Today, science is providing clearer answers to patients with questions. When you don’t have a family health history to go off of, many people turn to genetic screenings and genetic testing to give them a more complete picture of their health.
A carrier screening determines whether you have an asymptomatic gene mutation for an inherited disorder. In English that means the test results tell you whether or not you are carrying a gene mutation that could be turned on in your children. For a recessive disease to be produced, there have to be two changes in the gene. Carriers only have one change.

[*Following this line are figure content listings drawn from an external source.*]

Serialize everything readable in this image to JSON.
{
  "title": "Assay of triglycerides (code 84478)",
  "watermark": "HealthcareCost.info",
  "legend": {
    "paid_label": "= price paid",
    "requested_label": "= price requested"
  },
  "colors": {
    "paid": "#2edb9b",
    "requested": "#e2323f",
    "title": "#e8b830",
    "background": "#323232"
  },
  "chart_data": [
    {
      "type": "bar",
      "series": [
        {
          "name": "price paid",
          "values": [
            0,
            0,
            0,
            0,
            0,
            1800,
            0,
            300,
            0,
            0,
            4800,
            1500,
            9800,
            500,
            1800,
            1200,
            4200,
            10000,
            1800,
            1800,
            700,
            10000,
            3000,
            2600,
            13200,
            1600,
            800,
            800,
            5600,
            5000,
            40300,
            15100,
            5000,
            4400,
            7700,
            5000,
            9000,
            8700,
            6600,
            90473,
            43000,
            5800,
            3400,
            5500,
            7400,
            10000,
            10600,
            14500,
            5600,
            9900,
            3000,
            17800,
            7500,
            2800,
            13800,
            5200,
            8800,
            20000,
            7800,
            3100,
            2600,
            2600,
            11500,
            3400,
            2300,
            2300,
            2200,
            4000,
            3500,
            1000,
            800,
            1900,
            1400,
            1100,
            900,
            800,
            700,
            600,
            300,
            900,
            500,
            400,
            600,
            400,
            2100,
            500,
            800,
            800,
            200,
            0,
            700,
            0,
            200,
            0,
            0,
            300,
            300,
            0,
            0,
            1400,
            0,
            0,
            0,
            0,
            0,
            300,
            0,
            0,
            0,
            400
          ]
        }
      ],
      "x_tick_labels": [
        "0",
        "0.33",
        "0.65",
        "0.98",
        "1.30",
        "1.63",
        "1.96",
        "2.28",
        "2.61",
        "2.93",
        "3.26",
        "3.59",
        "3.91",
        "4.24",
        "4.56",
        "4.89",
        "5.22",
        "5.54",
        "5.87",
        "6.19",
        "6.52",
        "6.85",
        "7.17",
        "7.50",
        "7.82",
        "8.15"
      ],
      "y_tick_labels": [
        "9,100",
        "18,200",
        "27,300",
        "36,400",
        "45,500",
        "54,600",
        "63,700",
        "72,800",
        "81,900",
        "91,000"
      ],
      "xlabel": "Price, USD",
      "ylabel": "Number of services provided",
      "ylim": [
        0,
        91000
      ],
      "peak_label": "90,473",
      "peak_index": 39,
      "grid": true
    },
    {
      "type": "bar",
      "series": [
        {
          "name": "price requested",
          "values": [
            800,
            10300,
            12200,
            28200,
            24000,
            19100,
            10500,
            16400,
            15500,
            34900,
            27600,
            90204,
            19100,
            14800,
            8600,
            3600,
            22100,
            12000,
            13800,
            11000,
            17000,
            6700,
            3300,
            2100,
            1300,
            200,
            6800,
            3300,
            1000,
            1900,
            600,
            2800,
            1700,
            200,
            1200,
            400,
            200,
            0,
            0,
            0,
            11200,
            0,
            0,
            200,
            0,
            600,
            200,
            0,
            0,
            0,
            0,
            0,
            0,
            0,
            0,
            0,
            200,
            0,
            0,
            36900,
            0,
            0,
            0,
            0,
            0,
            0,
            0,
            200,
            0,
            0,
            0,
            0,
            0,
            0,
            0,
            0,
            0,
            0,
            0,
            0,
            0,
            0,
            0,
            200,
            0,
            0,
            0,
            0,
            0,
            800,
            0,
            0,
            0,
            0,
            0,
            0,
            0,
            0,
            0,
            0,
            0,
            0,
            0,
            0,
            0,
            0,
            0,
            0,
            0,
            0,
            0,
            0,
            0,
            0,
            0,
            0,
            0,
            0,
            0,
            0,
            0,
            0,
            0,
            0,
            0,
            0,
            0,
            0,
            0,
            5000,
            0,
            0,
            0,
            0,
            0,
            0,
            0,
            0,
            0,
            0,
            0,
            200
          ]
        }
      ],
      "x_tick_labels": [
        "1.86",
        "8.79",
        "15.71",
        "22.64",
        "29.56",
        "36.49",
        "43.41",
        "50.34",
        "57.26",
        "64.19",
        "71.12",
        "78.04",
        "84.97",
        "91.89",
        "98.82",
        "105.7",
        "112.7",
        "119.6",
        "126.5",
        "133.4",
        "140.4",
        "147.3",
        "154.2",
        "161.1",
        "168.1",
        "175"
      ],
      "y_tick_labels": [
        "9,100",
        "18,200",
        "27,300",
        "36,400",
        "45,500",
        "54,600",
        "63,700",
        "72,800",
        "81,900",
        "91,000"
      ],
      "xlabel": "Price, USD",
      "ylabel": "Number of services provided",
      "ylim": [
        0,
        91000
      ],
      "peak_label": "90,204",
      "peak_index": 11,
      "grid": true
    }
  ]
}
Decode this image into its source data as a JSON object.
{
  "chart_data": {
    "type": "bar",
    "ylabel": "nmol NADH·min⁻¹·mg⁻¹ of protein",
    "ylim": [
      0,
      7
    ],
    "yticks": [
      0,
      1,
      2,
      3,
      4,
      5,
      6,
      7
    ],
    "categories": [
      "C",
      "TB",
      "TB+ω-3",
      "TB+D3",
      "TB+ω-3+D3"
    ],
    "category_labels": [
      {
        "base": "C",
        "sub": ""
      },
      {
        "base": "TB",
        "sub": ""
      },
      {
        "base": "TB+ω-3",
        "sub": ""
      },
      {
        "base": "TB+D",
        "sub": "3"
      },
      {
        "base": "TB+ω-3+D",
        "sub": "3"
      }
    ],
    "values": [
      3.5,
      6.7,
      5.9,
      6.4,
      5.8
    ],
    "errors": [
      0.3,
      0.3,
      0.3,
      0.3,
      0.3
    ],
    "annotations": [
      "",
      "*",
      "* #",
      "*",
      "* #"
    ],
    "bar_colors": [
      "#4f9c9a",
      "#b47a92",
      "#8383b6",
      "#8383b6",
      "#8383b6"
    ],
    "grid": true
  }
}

Some of the disorders a carrier screening can test for include:
- Cystic fibrosis
- Sickle cell disease
- Tay-Sachs disease
A predictive genetic test looks at genes to determine if you are carrying a change or mutation that is linked to a specific disease. These screenings help patients and doctors understand if there is an increased risk for inherited disorder. One of the most well-known predictive screenings is for the BRCA1 and BRCA2 genetic mutations that pose a significantly increased risk for breast cancer.
No doubt you’ll recall that earlier this year actress and humanitarian Angelina Jolie went public with her announcement that she tested positive for the BRCA1 mutation and subsequently had a double mastectomy to reduce her risk of developing breast cancer from 87-percent down to 5-percent.
When an individual shows symptoms of a particular genetic condition, a diagnostic genetic test will diagnose the condition and determine whether genetics played a role. With the genetic testing component, your doctors may be able to tailor your treatment plan to best suit your individual needs and it can spark a conversation with other family members who may be at risk for the same condition.
If you or a loved one was adopted, genetic testing may be a way to finally start putting together the puzzle pieces of your family health history. Talk to your doctor or a genetic counselor to find out if testing will help you.